Page:Hugo - Œuvres complètes, Impr. nat., Roman, tome III.djvu/84

Le texte de cette page a été corrigé et est conforme au fac-similé.
68
LES MISÉRABLES. — FANTINE.

— Je ne puis vous donner à dîner.

Cette déclaration, faite d’un ton mesure, mais ferme, parut grave à l’étranger. Il se leva.

— Ah bah ! mais je meurs de faim, moi. J’ai marché dès le soleil levé. J’ai fait douze lieues. Je paye. Je veux manger.

— Je n’ai rien, dit l’hôte.

L’homme éclata de rire et se tourna vers la cheminée et les fourneaux.

— Rien ! et tout cela ?

— Tout cela m’est retenu.

— Par qui ?

— Par ces messieurs les rouliers.

— Combien sont-ils ?

— Douze.

— Il y a là à manger pour vingt.

— Ils ont tout retenu et tout payé d’avance.

L’homme se rassit et dit sans hausser la voix :

— Je suis à l’auberge, j’ai faim, et je reste.

L’hôte alors se pencha à son oreille, et lui dit d’un accent qui le fit tressaillir : — Allez-vous-en.

Le voyageur était courbé en cet instant et poussait quelques braises dans le feu avec le bout ferré de son bâton, il se retourna vivement, et, comme il ouvrait la bouche pour répliquer, l’hôte le regarda fixement et ajouta toujours à voix basse : — Tenez, assez de paroles comme cela. Voulez-vous que je vous dise votre nom ? Vous vous appelez Jean Valjean. Maintenant voulez-vous que je vous dise qui vous êtes ? En vous voyant entrer, je me suis douté de quelque chose, j’ai envoyé à la mairie, et voici ce qu’on m’a répondu. Savez-vous lire ?

En parlant ainsi il tendait à l’étranger, tout déplié, le papier qui venait de voyager de l’auberge à la mairie et de la mairie à l’auberge.

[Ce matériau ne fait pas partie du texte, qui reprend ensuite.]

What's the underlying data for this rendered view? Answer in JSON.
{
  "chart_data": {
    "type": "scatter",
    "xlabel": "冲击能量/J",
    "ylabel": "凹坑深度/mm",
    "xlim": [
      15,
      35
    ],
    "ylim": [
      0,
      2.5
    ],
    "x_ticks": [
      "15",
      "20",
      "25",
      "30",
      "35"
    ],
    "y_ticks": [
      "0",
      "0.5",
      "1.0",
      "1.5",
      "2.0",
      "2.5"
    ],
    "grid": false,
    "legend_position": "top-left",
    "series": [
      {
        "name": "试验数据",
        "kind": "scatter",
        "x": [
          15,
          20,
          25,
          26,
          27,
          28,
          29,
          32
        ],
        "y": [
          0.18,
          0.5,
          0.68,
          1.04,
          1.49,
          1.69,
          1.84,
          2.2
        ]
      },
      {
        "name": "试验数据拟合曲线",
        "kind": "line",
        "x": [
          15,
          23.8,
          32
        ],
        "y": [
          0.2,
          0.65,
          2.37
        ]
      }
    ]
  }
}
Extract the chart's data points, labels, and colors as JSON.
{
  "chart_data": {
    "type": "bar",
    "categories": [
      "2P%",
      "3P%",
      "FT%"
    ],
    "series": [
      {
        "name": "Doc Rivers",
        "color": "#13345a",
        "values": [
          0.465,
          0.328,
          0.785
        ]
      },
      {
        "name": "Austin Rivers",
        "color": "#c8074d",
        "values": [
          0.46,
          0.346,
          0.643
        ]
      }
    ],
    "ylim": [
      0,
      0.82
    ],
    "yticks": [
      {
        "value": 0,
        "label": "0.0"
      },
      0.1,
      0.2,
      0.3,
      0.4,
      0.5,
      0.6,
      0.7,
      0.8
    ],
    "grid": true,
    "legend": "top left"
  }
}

L’homme y jeta un regard. L’aubergiste reprit après un silence :

— J’ai l’habitude d’être poli avec tout le monde. Allez-vous-en.

L’homme baissa la tête, ramassa le sac qu’il avait déposé à terre, et s’en alla.

Il prit la grande rue. Il marchait devant lui au hasard, rasant de près les maisons, comme un homme humilié et triste. Il ne se retourna pas une seule fois. S’il s’était retourné, il aurait vu l’aubergiste de la Croix-de-Colbas sur le seuil de sa porte, entouré de tous les voyageurs de son auberge et de tous les passants de la rue, parlant vivement et le désignant du doigt, et, aux regards de défiance et d’effroi du groupe, il aurait deviné qu’avant peu son arrivée serait l’événement de toute la ville.